Comment les élites politiques africaines ont remplacé les colons pour piller nos richesses ?
Des élites africaines qui font pire que la colonisation.
L'histoire
de la corruption en Afrique n'est pas nouvelle : des dizaines de millions
de dollars manquent au ministère de la Santé du Kenya ; des milliards d'exportations
minières n'atteignent jamais les coffres du gouvernement en RD Congo ; et
des membres du cabinet au Nigeria utilisent des pots-de-vin reçus en échange des
contrats gouvernementaux lucratifs pour acheter des maisons à New York et à
Paris. La corruption est si endémique en Afrique que même les présidents ont
publiquement exprimé leur impuissance à combattre le vice. Ils sont eux-mêmes juges
et parties.
Pourtant, un nouveau rapport transnational montre la nature systémique dans laquelle les oligarques africains décomposent les structures de gouvernance existant afin de piller la richesse nationale. L'enquête menée par l'African Investigative Publishing Collective (AIPC) en partenariat avec Africa Uncensored et le magazine ZAM montre comment le clientélisme et le favoritisme ont eu un impact négatif sur les budgets et les économies de sept pays africains.
Intitulé
« La route du pillage au Panama », le rapport fait le point sur les
fuites de données de 2016, qui montrent les sociétés secrètes contrôlées par
des membres de l'élite politique et commerciale de l'Afrique - y compris les
services de renseignements, les juges et même le fils de l'ancien secrétaire
général des Nations Unies, Kofi Annan.
Et au
lieu de se concentrer sur les multinationales, souvent accusé de piller les
ressources nationales, le rapport examine le comportement de ses dirigeants et
leur complicité à voler l'argent des contribuables, à entraver les enquêtes judiciaires
et à maintenir des millions de personnes dans la pauvreté absolue. Dans la
plupart de ces cas, les dirigeants extraient la richesse de leur pays et la
stockent hors du continent, privant leurs propres populations de l'éducation,
de traitements médicaux, parfois même de l’eau et de l’électricité comme en RDC.

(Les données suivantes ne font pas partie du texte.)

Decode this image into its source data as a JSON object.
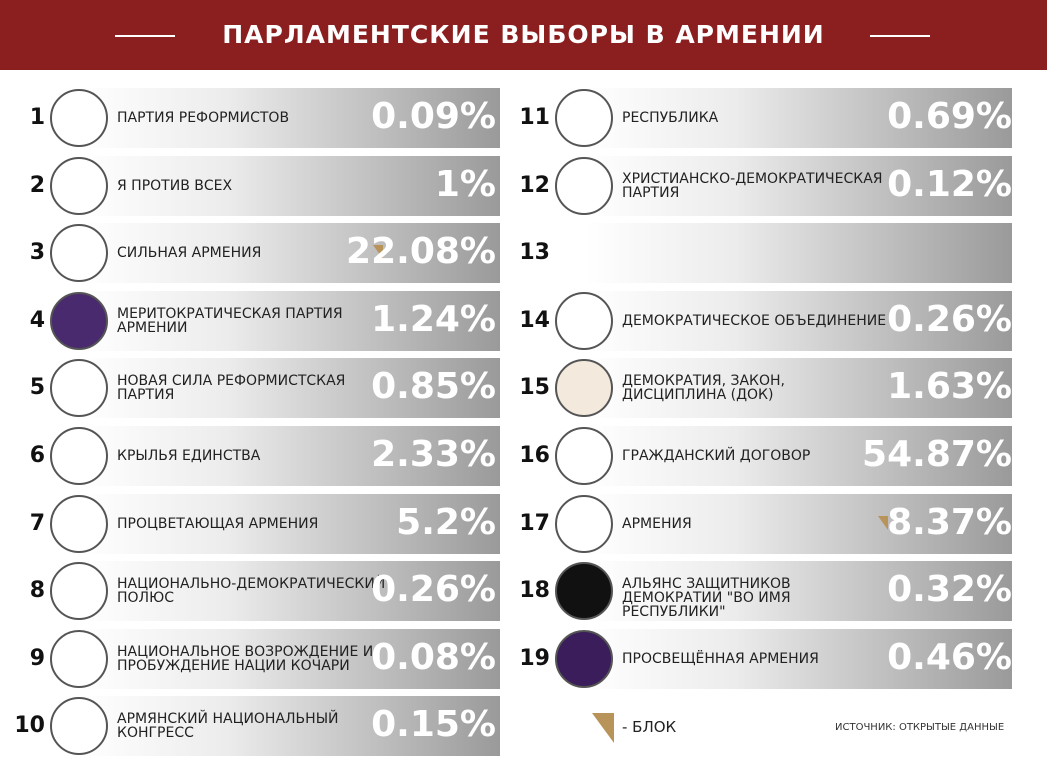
{
  "header": {
    "title": "ПАРЛАМЕНТСКИЕ ВЫБОРЫ В АРМЕНИИ"
  },
  "parties": [
    {
      "number": 1,
      "name": "ПАРТИЯ РЕФОРМИСТОВ",
      "result": "0.09%"
    },
    {
      "number": 2,
      "name": "Я ПРОТИВ ВСЕХ",
      "result": "1%"
    },
    {
      "number": 3,
      "name": "СИЛЬНАЯ АРМЕНИЯ",
      "result": "22.08%",
      "bloc": true
    },
    {
      "number": 4,
      "name": "МЕРИТОКРАТИЧЕСКАЯ ПАРТИЯ АРМЕНИИ",
      "result": "1.24%"
    },
    {
      "number": 5,
      "name": "НОВАЯ СИЛА РЕФОРМИСТСКАЯ ПАРТИЯ",
      "result": "0.85%"
    },
    {
      "number": 6,
      "name": "КРЫЛЬЯ ЕДИНСТВА",
      "result": "2.33%"
    },
    {
      "number": 7,
      "name": "ПРОЦВЕТАЮЩАЯ АРМЕНИЯ",
      "result": "5.2%"
    },
    {
      "number": 8,
      "name": "НАЦИОНАЛЬНО-ДЕМОКРАТИЧЕСКИЙ ПОЛЮС",
      "result": "0.26%"
    },
    {
      "number": 9,
      "name": "НАЦИОНАЛЬНОЕ ВОЗРОЖДЕНИЕ И ПРОБУЖДЕНИЕ НАЦИИ КОЧАРИ",
      "result": "0.08%"
    },
    {
      "number": 10,
      "name": "АРМЯНСКИЙ НАЦИОНАЛЬНЫЙ КОНГРЕСС",
      "result": "0.15%"
    },
    {
      "number": 11,
      "name": "РЕСПУБЛИКА",
      "result": "0.69%"
    },
    {
      "number": 12,
      "name": "ХРИСТИАНСКО-ДЕМОКРАТИЧЕСКАЯ ПАРТИЯ",
      "result": "0.12%"
    },
    {
      "number": 13
    },
    {
      "number": 14,
      "name": "ДЕМОКРАТИЧЕСКОЕ ОБЪЕДИНЕНИЕ",
      "result": "0.26%"
    },
    {
      "number": 15,
      "name": "ДЕМОКРАТИЯ, ЗАКОН, ДИСЦИПЛИНА (ДОК)",
      "result": "1.63%"
    },
    {
      "number": 16,
      "name": "ГРАЖДАНСКИЙ ДОГОВОР",
      "result": "54.87%"
    },
    {
      "number": 17,
      "name": "АРМЕНИЯ",
      "result": "8.37%",
      "bloc": true
    },
    {
      "number": 18,
      "name": "АЛЬЯНС ЗАЩИТНИКОВ ДЕМОКРАТИИ \"ВО ИМЯ РЕСПУБЛИКИ\"",
      "result": "0.32%"
    },
    {
      "number": 19,
      "name": "ПРОСВЕЩЁННАЯ АРМЕНИЯ",
      "result": "0.46%"
    }
  ],
  "legend": {
    "label": "- БЛОК"
  },
  "source": "ИСТОЧНИК: ОТКРЫТЫЕ ДАННЫЕ"
}
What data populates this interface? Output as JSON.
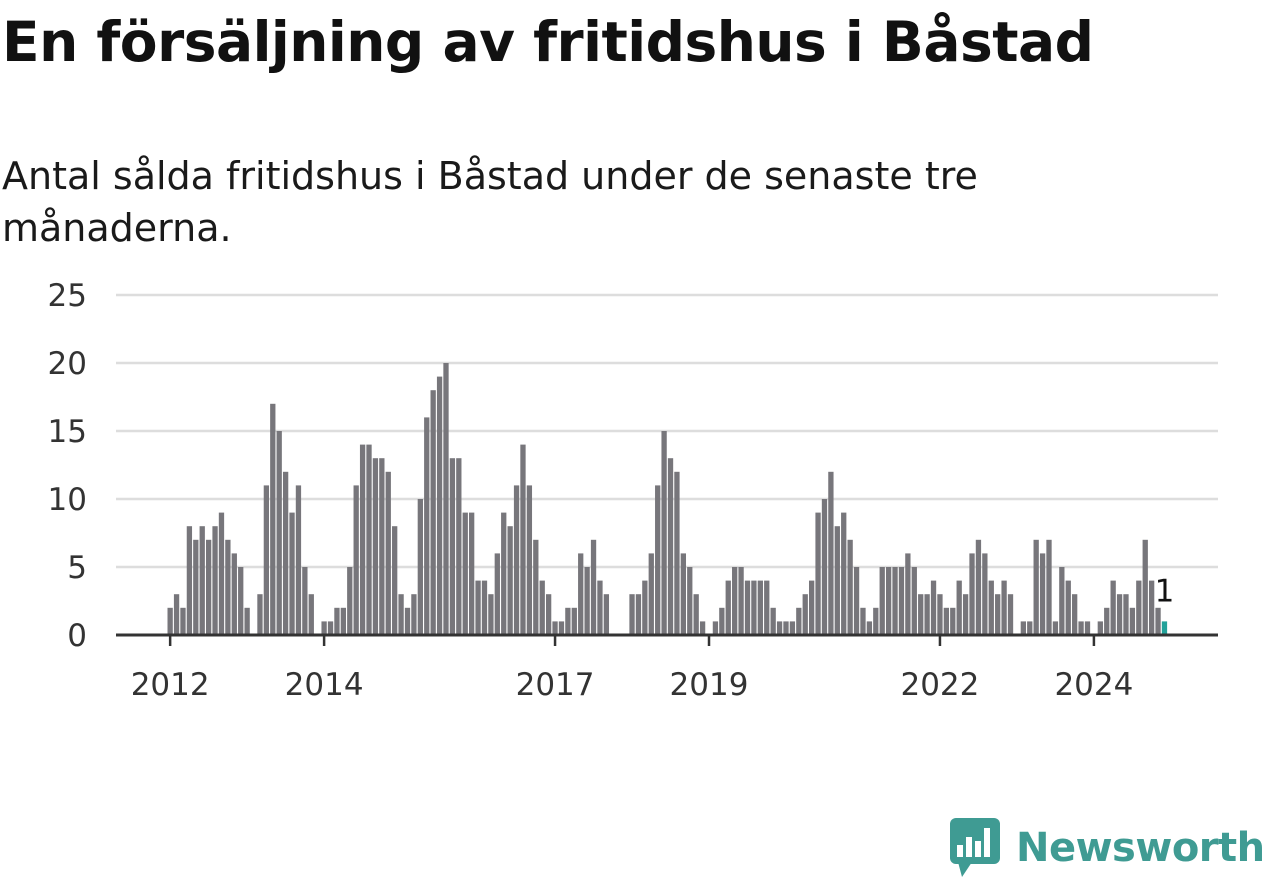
{
  "title": "En försäljning av fritidshus i Båstad",
  "subtitle": "Antal sålda fritidshus i Båstad under de senaste tre månaderna.",
  "brand": {
    "name": "Newsworthy",
    "icon": "newsworthy-logo-icon"
  },
  "colors": {
    "bar": "#77767b",
    "highlight": "#22a29a",
    "grid": "#dddddd",
    "axis": "#333333",
    "brand": "#3f9b93"
  },
  "chart_data": {
    "type": "bar",
    "title": "En försäljning av fritidshus i Båstad",
    "subtitle": "Antal sålda fritidshus i Båstad under de senaste tre månaderna.",
    "xlabel": "",
    "ylabel": "",
    "ylim": [
      0,
      25
    ],
    "yticks": [
      0,
      5,
      10,
      15,
      20,
      25
    ],
    "xticks": [
      {
        "label": "2012",
        "index": 0
      },
      {
        "label": "2014",
        "index": 24
      },
      {
        "label": "2017",
        "index": 60
      },
      {
        "label": "2019",
        "index": 84
      },
      {
        "label": "2022",
        "index": 120
      },
      {
        "label": "2024",
        "index": 144
      }
    ],
    "period": "month",
    "first_period": "2011-12",
    "values": [
      2,
      3,
      2,
      8,
      7,
      8,
      7,
      8,
      9,
      7,
      6,
      5,
      2,
      0,
      3,
      11,
      17,
      15,
      12,
      9,
      11,
      5,
      3,
      0,
      1,
      1,
      2,
      2,
      5,
      11,
      14,
      14,
      13,
      13,
      12,
      8,
      3,
      2,
      3,
      10,
      16,
      18,
      19,
      20,
      13,
      13,
      9,
      9,
      4,
      4,
      3,
      6,
      9,
      8,
      11,
      14,
      11,
      7,
      4,
      3,
      1,
      1,
      2,
      2,
      6,
      5,
      7,
      4,
      3,
      0,
      0,
      0,
      3,
      3,
      4,
      6,
      11,
      15,
      13,
      12,
      6,
      5,
      3,
      1,
      0,
      1,
      2,
      4,
      5,
      5,
      4,
      4,
      4,
      4,
      2,
      1,
      1,
      1,
      2,
      3,
      4,
      9,
      10,
      12,
      8,
      9,
      7,
      5,
      2,
      1,
      2,
      5,
      5,
      5,
      5,
      6,
      5,
      3,
      3,
      4,
      3,
      2,
      2,
      4,
      3,
      6,
      7,
      6,
      4,
      3,
      4,
      3,
      0,
      1,
      1,
      7,
      6,
      7,
      1,
      5,
      4,
      3,
      1,
      1,
      0,
      1,
      2,
      4,
      3,
      3,
      2,
      4,
      7,
      4,
      2,
      1
    ],
    "highlight": {
      "index": 155,
      "value": 1,
      "label": "1"
    },
    "grid": true,
    "legend": "none"
  }
}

"Les oligarques africains font beaucoup plus que d'accepter des pots-de-vin", note l'AIPC. "Ce que nous avons déterré indique que ces élites se sont, dans une certaine mesure, transformées en structures de pillage colonialistes qu'elles ont remplacées". Dans beaucoup de cas, ils font pire que les colons tant décriés.
Des familles présidentielles africaines prédatrices des ressources de leur pays.
Au Togo,
par exemple, le secteur hautement stratégique des phosphates est géré par le
bureau du président Faure Gnassingbé - il est vendu à « qui ils veulent et
au prix qu’ils veulent ». La pauvreté généralisée dans le pays d'Afrique
de l'Ouest est maintenant au centre de protestations appelant Gnassingbé, qui
est à son troisième mandat, à quitter ses fonctions. Au Botswana, l'AIPC
affirme que le président Ian Khama contrôle l'industrie du tourisme lucrative
par la propriété des agences clés avec ses parents et amis, et canalise les
retours sur les comptes offshore.
La
situation est similaire au Mozambique, où les villageois de la région de
Montepuez ont été violemment chassés des champs de rubis et remplacés par des
généraux et des ministres. Au Burundi, les généraux et les hommes d'affaires
puissants ont développé des systèmes de favoritisme dans le cadre des contrats
gouvernementaux et exportent annuellement de grandes quantités d’or non
comptabilisées.
Au Rwanda et en RD Congo, le Parti au pouvoir et les familles présidentielles contrôlent et investissent dans presque tous les secteurs de l'économie. En République démocratique du Congo, le président Joseph Kabila et sa famille, surtout ses frères et sœurs Kabila Jaynet et Zoé, ont mis en place un vaste empire commercial qui a des intérêts dans des dizaines d'entreprises et apporte des centaines de millions de dollars chaque année. Crystal Ventures, holding du Front patriotique rwandais, domine l'économie en investissant dans tout le domaine, de l'immobilier à l'édition et au commerce de meubles.
Pourtant,
en dépit de la dissimulation de ces fonds dans des paradis fiscaux comme le
Panama, les cas d'excès et de pillage continuent d'entraîner des protestations
et des actions dans les capitales africaines. De nombreux activistes exigent de
plus en plus que les lois soient appliquées et que les institutions changent
leur comportement. Les manifestations contre le président Jacob Zuma d'Afrique
du Sud, dont les membres ont été accusés de corruption, et dont les membres de
la famille sont liés aux Panama Papers en sont un exemple.